Üblicherweise behandeln viele Unlocks und Utility als ungefähr parallele Spuren. Das sind sie nicht. Der Unlock läuft nach einem Kalender, ist on-chain verifizierbar und wird am exakten Cliff-Datum ausgeführt. Das belohnungsseitige Upside für reguläre Staker hängt hingegen von einer Roadmap ab – und damit von einer ganz anderen Art von Verpflichtung.

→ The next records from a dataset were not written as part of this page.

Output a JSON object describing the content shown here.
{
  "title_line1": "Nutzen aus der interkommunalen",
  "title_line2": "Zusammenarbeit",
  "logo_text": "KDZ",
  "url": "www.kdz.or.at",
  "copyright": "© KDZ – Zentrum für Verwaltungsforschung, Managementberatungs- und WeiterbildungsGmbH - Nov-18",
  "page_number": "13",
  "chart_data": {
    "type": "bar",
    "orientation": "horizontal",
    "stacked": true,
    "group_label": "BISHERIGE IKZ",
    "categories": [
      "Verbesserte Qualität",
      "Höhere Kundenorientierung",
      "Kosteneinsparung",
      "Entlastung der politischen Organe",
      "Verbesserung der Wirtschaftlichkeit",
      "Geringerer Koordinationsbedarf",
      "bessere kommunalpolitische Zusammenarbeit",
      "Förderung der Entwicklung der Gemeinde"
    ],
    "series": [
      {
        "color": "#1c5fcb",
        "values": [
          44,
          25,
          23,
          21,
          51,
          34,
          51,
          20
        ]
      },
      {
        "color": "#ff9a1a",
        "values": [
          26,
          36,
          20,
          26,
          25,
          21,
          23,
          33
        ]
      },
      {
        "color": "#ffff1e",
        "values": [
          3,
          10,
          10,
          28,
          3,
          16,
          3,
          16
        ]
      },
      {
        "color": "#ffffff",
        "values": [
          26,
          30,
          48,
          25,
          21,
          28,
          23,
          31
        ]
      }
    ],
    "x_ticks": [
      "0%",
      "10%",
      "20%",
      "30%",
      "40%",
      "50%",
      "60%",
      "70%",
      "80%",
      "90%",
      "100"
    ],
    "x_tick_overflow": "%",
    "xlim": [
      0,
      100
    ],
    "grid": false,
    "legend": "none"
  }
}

Ich werfe hier niemandem irgendetwas vor; Vestingpläne sind öffentliche Informationen, das ist keine versteckte Klausel. Aber es ist ein Muster, das man über Babylon hinaus im Blick behalten sollte: Liquiditätsereignisse für Insider verlaufen tendenziell nach einem Takt, während die Utility für Einleger eher nach einem Zeitplan funktioniert, der sich verschiebt. Ich hätte fast etwas reflexartig Optimistisches geschrieben, bevor ich gemerkt habe, auf welche Seite dieser Lücke ich eigentlich gerade geschaut habe.

Ob die kurzfristige Kursentwicklung am Ende mit der Aufnahme der Unlocks oder mit der tatsächlichen Co-Staking-Adoption zusammenfällt, sobald es live ist – und welche dieser Entwicklungen überhaupt die Leute beobachten –, ist mir im Moment ehrlich gesagt noch nicht klar.